Waymo’s autonomous trucking program is coming along – though we haven’t heard much about it since discovering it was a real thing last year, Waymo today announced that it’s launching a pilot program in Atlanta to focus specifically on self-driving trucks and automated logistics.
The pilot is being done in partnership with Google, another Alphabet company and Waymo’s former direct owner back when it was the Google self-driving car project. Waymo’s trucks will be hauling cargo destined for Google’s Atlanta-based data centres as part of the program.
These autonomous big rigs have been testing in both California and Arizona one the course of the past year, Waymo says, and now they’re ready to roll in Georgia, too. They use the same sensor suite that Google uses on its autonomous Pacifica minivan test platform, and make use of the same software that helped Waymo achieve fully driverless trials in Arizona, the company notes.

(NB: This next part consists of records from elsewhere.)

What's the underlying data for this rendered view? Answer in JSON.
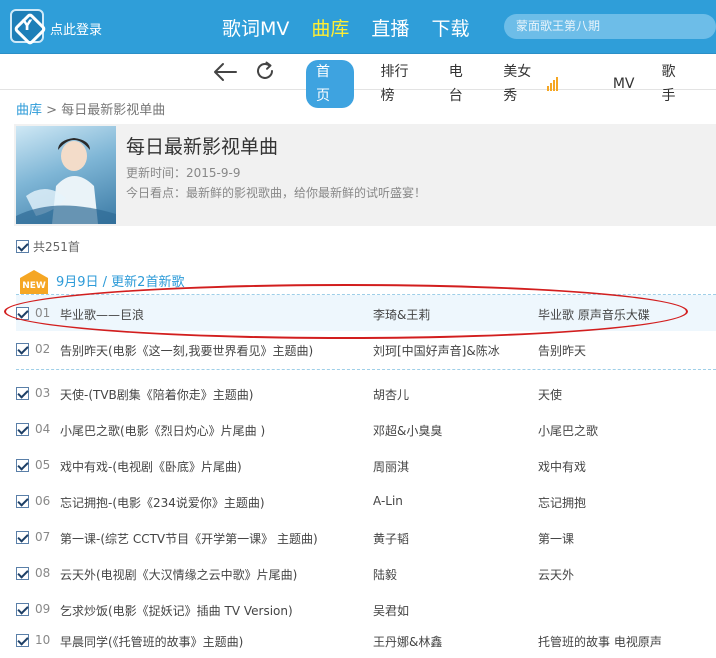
{
  "topbar": {
    "login": "点此登录",
    "nav": [
      "歌词MV",
      "曲库",
      "直播",
      "下载"
    ],
    "search_placeholder": "蒙面歌王第八期"
  },
  "subnav": {
    "tabs": [
      "首页",
      "排行榜",
      "电台",
      "美女秀",
      "MV",
      "歌手"
    ]
  },
  "breadcrumb": {
    "root": "曲库",
    "sep": ">",
    "current": "每日最新影视单曲"
  },
  "header": {
    "title": "每日最新影视单曲",
    "updated": "更新时间：2015-9-9",
    "desc": "今日看点：最新鲜的影视歌曲，给你最新鲜的试听盛宴！"
  },
  "count": "共251首",
  "group": {
    "badge": "NEW",
    "heading": "9月9日 / 更新2首新歌"
  },
  "songs": [
    {
      "num": "01",
      "title": "毕业歌——巨浪",
      "artist": "李琦&王莉",
      "album": "毕业歌 原声音乐大碟"
    },
    {
      "num": "02",
      "title": "告别昨天(电影《这一刻,我要世界看见》主题曲)",
      "artist": "刘珂[中国好声音]&陈冰",
      "album": "告别昨天"
    },
    {
      "num": "03",
      "title": "天使-(TVB剧集《陪着你走》主题曲)",
      "artist": "胡杏儿",
      "album": "天使"
    },
    {
      "num": "04",
      "title": "小尾巴之歌(电影《烈日灼心》片尾曲 )",
      "artist": "邓超&小臭臭",
      "album": "小尾巴之歌"
    },
    {
      "num": "05",
      "title": "戏中有戏-(电视剧《卧底》片尾曲)",
      "artist": "周丽淇",
      "album": "戏中有戏"
    },
    {
      "num": "06",
      "title": "忘记拥抱-(电影《234说爱你》主题曲)",
      "artist": "A-Lin",
      "album": "忘记拥抱"
    },
    {
      "num": "07",
      "title": "第一课-(综艺 CCTV节目《开学第一课》 主题曲)",
      "artist": "黄子韬",
      "album": "第一课"
    },
    {
      "num": "08",
      "title": "云天外(电视剧《大汉情缘之云中歌》片尾曲)",
      "artist": "陆毅",
      "album": "云天外"
    },
    {
      "num": "09",
      "title": "乞求炒饭(电影《捉妖记》插曲 TV Version)",
      "artist": "吴君如",
      "album": ""
    },
    {
      "num": "10",
      "title": "早晨同学(《托管班的故事》主题曲)",
      "artist": "王丹娜&林鑫",
      "album": "托管班的故事 电视原声"
    }
  ]
}
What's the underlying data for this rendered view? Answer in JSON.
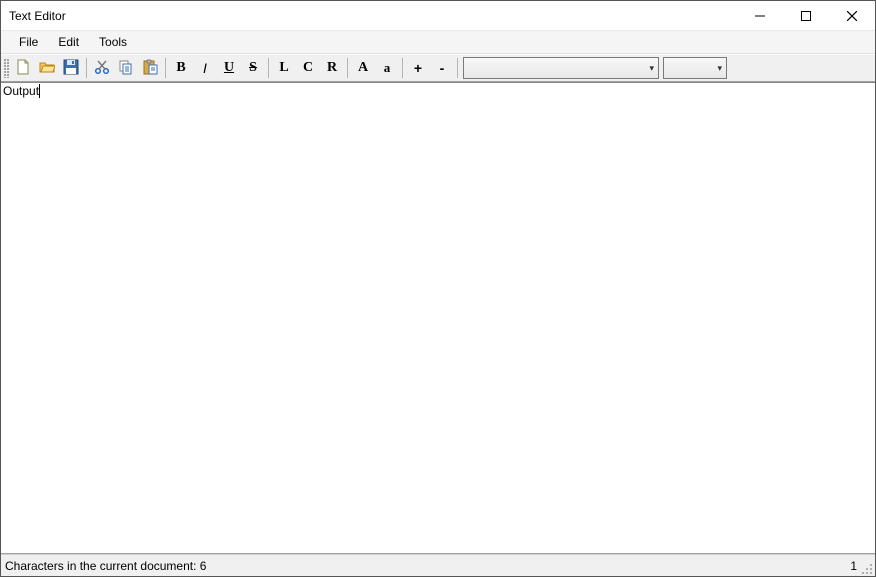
{
  "window": {
    "title": "Text Editor"
  },
  "menubar": {
    "file": "File",
    "edit": "Edit",
    "tools": "Tools"
  },
  "toolbar": {
    "bold": "B",
    "italic": "I",
    "underline": "U",
    "strike": "S",
    "align_left": "L",
    "align_center": "C",
    "align_right": "R",
    "uppercase": "A",
    "lowercase": "a",
    "size_up": "+",
    "size_down": "-",
    "font_family_value": "",
    "font_size_value": ""
  },
  "editor": {
    "content": "Output"
  },
  "statusbar": {
    "left": "Characters in the current document: 6",
    "right": "1"
  }
}
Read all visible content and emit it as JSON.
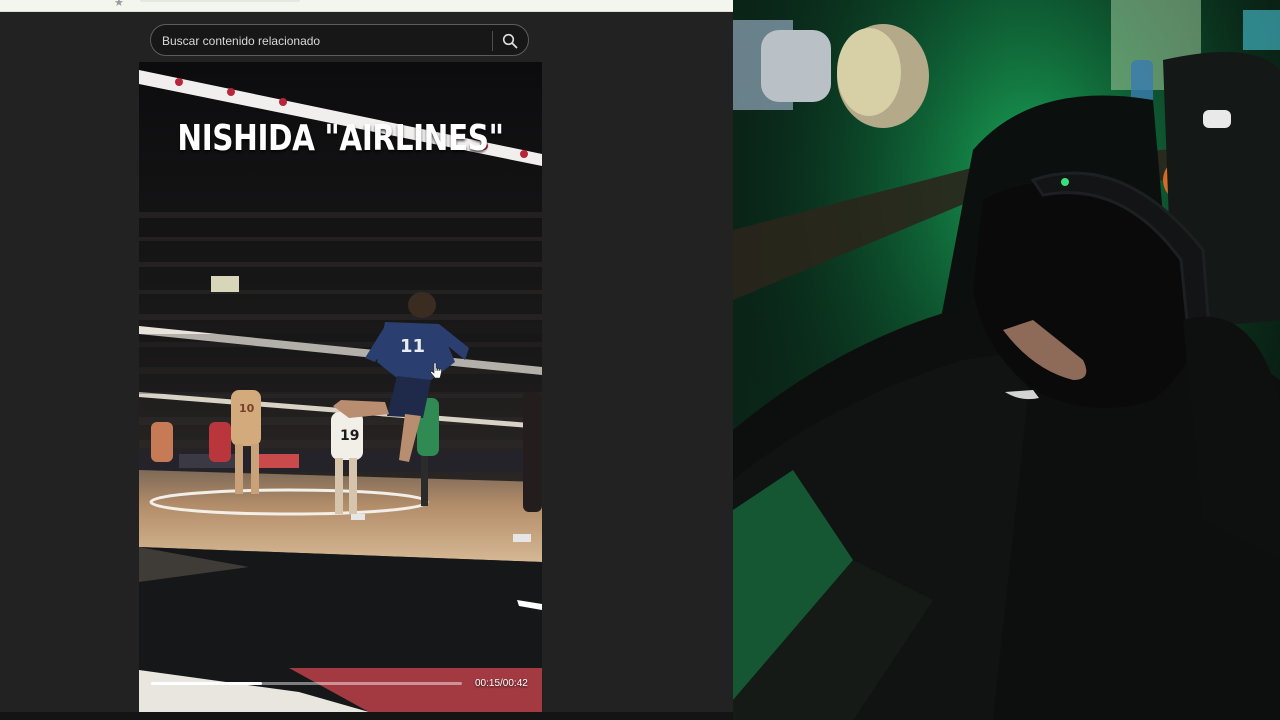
{
  "search": {
    "placeholder": "Buscar contenido relacionado",
    "button_icon": "search-icon"
  },
  "video": {
    "caption": "NISHIDA \"AIRLINES\"",
    "time": "00:15/00:42",
    "progress": 0.357,
    "jersey_numbers": [
      "11",
      "10",
      "19"
    ]
  },
  "webcam": {
    "icons": [
      "microphone-icon",
      "headphones-icon",
      "gaming-chair-icon"
    ]
  },
  "colors": {
    "page_background": "#222222",
    "search_border": "#5c5c5c",
    "webcam_glow": "#1fd870",
    "court_floor": "#b48e6a"
  }
}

The work being done with Google’s logistics team means that it can also plug into an existing system for allocating loads, connecting shippers, factories, distribution centres, ports and more to have them ready to slot into the existing freight shipping ecosystem when fully ready. The trucks themselves will of course have trained safety drivers at the wheel as they roll down Georgia highways to monitor and assume control.
This news comes after Uber revealed its own autonomous trucking progress earlier this week, and after startup Embark reported a cross-country trip of its own test platform earlier this year.